Un po’ quel che succedeva nei confronti degli abitanti di altri piccoli centri confinanti, con i quali esistevano atavici attriti o beghe campanilistiche di origine remota; a esempio Montecosaro e Potenza Picena, già denominata ai primi del secolo Montesanto. Riferendosi all’indole diciamo bislacca dei primi, si era solito dire: “Montecò, Montecò, se non è matti, non ce li vò”. Mentre per identificare quelli di Potenza Picena bastava alludere a “li fasciolà de Montesanto” forse in relazione alla particolare coltura di tali prodotti praticata in quel comune. Ma le interpretazioni dei cosiddetti “blasoni” popolari sono tuttora le più diverse e imprevedibili.

L’altra bancarella più chiassosa e intrigante dal punto di vista prettamente folclorico era senza meno quella gestita da Adina de Carola, una fruttivendola (“vinniricola”) dotata di un pittoresco scilinguagnolo e di una straordinaria fantasia nel decantare la propria merce. Sempre efficace durante la settimana – la sua era una postazione fissa a fianco del Palazzetto del Podestà – la domenica, forse per l’inusuale incremento della platea di spettatori, diventava irresistibile. Ricordo che, all’epoca dei cocomeri, Adina schierava una lunga serie dei succosi palloni spaccati a metà,coprendoli alla bene e meglio con una antigienica garza acquistata in farmacia a prezzo d’ingrosso.

Intorno al banco bivaccavano con furia, mosche, tafani e vespe.  Più tardi venne l’innovazione delle vetrinette da esposizione, ma gli insetti erano sempre implacabili. A richiesta dell’acquirente la donna effettuava il cosiddetto “tassello” incidendo la spessa buccia dei poponi ancora intatti; infilzava con la punta del coltello il pezzo abilmente intagliato e, sollevandolo sopra la testa, gridava con una voce stentorea: “Che róscio, che róscio… va a fòco Tripoli…”. Evidentemente le imprese delle sfortunate truppe italiane in terra d’Africa avevano lasciato un segno. Perlomeno nella polpa delle angurie.

Poi, come succede nella favole, questo mondo incantato, trasognato, fu di colpo spazzato via, quasi fosse un effimero castello di sabbia, da una improvvisa maligna tempesta di vento. Nuvole nere, che assumevano di solito l’aspetto sinistro di formazioni di rombanti “Fortezze volanti”, oscurando tristemente il cielo, a portare altrove distruzioni, lutti, dolore e morte. Cose che purtroppo dovemmo sperimentare indirettamente per la presenza in paese di un Ospedaletto militare allestito dall’esercito tedesco nei locali delle vecchie Scuole Elementari.
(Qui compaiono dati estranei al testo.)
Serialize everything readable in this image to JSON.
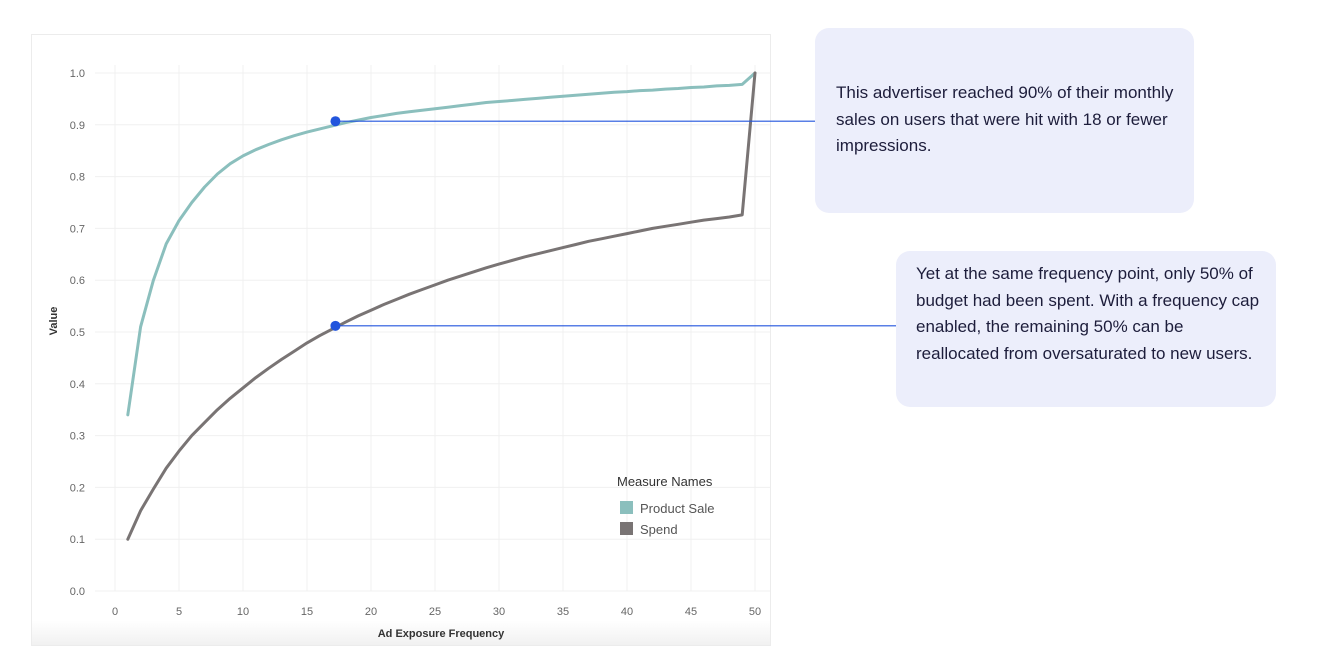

Rumori, sentori, immagini sfumate si alternano nella memoria: le ambulanze, le barelle con poveri corpi straziati, i lamenti, l’odore penetrante del cloroformio per le anestesie, gli ordini impartiti con voci gutturali. Una evenienza che, fortunatamente, potremmo dire, sfiorò la comunità senza ulteriori deleterie conseguenze, a parte angosce e timori. Una bomba d’aereo colpì una casa di campagna; un proiettile vagante il tetto di una chiesa del centro. La guerra un giorno finì. E arrivarono in paese i cosiddetti “Liberatori” di cui avete già letto.

  Alla fine del secondo conflitto mondiale, mi trasferii in città con la famiglia, per motivi connessi al lavoro e allo studio, come ebbi a narrare in precedenti occasioni. Mi piace chiudere questo breve racconto con una citazione tratta da Cesare Pavese. Dice dunque il narratore: “Un paese ci vuole non fosse che per il gusto di andarsene via. Un paese vuol dire non essere soli, sapere che nella gente, nelle piante, nella terra c’è qualcosa di tuo che anche quando non ci sei, resta ad aspettarti”.